NBA's Chauncey Billups, Terry Rozier among dozens arrested in sweeping illegal gambling probe
NEW YORK -Chauncey Billups, an NBA Hall of Fame player and head coach of the Portland Trail Blazers, and Terry Rozier, a guard with the Miami Heat, are among more than 30 people charged on Thursday in connection with two separate but related federal gambling investigations that involved the league and organized crime.
The schemes - one of them focused on insider sports betting and another that rigged poker games nationwide - spanned years and involved tens of millions of dollars in illicit gains from wire fraud, money laundering, extortion and gambling, FBI Director Kash Patel said at a press conference in Brooklyn on Thursday.
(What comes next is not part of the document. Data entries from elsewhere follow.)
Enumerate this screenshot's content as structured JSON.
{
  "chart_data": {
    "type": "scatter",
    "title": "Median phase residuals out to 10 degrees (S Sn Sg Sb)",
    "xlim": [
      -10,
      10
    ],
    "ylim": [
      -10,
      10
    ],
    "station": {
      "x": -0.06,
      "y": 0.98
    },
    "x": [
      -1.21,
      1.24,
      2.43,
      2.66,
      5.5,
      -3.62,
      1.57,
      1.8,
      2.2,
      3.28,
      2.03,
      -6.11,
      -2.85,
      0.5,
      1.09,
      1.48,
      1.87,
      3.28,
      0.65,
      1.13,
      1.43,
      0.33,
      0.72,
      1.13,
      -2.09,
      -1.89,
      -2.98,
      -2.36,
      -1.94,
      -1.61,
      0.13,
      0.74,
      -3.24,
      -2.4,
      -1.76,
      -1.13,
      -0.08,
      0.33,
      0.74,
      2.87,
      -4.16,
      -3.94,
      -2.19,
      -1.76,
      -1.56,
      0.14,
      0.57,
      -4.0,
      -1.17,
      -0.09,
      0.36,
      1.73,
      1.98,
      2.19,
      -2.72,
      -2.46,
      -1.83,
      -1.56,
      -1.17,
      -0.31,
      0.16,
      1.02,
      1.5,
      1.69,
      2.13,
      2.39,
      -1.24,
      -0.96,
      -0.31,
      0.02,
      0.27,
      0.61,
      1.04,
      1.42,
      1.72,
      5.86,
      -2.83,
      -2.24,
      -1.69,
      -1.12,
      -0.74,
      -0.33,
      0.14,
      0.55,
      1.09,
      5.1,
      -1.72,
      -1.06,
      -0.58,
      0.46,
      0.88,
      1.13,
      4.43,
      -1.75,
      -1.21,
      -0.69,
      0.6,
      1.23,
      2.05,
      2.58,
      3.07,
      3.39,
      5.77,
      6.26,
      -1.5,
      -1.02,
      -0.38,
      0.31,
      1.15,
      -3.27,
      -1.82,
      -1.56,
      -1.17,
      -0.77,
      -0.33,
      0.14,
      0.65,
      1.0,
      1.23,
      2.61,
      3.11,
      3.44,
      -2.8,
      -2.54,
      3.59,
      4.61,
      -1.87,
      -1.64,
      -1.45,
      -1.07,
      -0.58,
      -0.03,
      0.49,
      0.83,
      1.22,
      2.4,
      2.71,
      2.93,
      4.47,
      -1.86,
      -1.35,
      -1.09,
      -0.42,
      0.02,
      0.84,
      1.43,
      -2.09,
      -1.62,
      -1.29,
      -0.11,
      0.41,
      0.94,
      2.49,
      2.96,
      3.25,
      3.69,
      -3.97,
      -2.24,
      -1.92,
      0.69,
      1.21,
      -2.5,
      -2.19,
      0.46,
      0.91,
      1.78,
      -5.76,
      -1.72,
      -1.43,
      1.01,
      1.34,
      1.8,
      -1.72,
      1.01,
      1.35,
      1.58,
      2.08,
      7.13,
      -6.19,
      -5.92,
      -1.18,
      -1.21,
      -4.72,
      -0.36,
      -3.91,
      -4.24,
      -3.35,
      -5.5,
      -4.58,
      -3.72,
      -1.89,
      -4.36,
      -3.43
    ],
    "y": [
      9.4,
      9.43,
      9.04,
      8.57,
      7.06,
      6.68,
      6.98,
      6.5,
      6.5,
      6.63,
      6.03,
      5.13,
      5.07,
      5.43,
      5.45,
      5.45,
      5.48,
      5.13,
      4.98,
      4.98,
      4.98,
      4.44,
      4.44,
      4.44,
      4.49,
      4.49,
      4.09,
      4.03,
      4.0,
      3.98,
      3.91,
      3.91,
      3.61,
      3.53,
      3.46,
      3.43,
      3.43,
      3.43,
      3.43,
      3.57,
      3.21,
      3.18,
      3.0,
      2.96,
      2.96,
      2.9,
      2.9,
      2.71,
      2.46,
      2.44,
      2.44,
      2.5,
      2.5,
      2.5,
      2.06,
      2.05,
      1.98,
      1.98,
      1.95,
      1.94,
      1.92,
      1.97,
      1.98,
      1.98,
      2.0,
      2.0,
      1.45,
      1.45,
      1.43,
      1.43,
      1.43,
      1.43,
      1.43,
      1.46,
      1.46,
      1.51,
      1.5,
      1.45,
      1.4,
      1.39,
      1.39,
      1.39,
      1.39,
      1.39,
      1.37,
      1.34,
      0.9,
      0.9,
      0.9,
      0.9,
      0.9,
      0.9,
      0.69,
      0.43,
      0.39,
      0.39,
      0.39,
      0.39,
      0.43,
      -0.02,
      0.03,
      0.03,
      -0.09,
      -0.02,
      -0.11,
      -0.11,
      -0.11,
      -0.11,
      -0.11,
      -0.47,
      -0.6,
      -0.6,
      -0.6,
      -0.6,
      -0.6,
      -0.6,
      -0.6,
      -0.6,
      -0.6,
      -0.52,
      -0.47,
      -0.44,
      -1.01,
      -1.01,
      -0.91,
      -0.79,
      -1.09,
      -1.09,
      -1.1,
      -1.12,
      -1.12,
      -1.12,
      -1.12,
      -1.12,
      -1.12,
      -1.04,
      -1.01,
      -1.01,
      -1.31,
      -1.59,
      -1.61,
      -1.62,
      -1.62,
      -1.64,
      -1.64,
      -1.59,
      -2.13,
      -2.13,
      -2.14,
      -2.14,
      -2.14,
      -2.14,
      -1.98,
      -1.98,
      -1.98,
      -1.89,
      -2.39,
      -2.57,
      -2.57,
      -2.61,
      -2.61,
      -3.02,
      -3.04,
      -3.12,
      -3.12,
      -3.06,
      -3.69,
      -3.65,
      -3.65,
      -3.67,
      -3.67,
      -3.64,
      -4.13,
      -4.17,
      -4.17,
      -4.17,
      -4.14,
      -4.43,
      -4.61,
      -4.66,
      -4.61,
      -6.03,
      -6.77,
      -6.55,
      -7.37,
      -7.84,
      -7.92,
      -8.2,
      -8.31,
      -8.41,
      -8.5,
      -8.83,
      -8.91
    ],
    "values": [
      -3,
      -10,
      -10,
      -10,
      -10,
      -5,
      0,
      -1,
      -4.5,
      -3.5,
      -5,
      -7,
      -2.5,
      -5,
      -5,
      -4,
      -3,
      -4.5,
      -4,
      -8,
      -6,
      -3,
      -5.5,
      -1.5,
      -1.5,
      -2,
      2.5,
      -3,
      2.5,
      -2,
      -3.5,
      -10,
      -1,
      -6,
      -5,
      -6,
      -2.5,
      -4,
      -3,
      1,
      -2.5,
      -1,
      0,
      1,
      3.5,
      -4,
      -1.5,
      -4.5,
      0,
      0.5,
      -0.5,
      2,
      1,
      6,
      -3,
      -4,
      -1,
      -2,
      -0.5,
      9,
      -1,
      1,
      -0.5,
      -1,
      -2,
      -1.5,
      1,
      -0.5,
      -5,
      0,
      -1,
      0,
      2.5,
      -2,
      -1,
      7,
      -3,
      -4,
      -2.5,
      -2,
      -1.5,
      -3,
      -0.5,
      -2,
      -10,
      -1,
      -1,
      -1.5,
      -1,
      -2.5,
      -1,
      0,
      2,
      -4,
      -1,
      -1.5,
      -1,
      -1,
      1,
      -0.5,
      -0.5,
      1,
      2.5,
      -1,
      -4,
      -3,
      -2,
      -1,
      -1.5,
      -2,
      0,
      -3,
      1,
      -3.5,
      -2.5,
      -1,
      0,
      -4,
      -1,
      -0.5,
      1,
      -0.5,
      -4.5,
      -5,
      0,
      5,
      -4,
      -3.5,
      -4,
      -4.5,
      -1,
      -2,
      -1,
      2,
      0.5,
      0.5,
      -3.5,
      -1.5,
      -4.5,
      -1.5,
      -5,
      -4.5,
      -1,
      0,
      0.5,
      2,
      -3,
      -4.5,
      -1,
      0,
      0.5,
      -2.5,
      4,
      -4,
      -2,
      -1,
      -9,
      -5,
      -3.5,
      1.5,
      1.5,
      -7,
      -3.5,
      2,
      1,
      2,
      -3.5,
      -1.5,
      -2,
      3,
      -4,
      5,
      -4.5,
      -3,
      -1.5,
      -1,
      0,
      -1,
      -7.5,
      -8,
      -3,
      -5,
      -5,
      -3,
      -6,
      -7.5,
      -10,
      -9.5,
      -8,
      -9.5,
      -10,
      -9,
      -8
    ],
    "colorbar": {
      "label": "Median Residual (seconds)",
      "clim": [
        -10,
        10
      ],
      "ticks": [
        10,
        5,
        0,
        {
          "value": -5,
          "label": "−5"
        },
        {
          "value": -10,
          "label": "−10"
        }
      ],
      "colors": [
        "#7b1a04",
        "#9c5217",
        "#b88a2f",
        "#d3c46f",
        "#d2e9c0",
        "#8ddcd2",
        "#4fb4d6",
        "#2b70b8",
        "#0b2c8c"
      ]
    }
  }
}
Rozier was one of several National Basketball Association insiders who provided non-public information about how they would perform to their criminal partners, who in turn used straw bettors to place multiple bets based on the tips, authorities said.
In March 2023, for instance, Rozier told associates in advance he would leave a game early with a supposed injury, allowing them to profit when he did not reach his expected statistical totals for the game, officials said.
"This is the insider trading saga for the NBA," Patel said.
Billups was charged in a separate case with helping to rig poker games to defraud unknowing players who were lured to the games with the promise of playing against celebrities, officials said. The defendants employed sophisticated technology, including fraudulent card shufflers and x-ray tables.
That scheme also involved the Bonano, Gambino, Lucchese and Genovese organized crime families in New York, which took a cut of the profits, used extortion and robbery to collect unpaid debts and laundered proceeds through cryptocurrency and other means, according to prosecutors.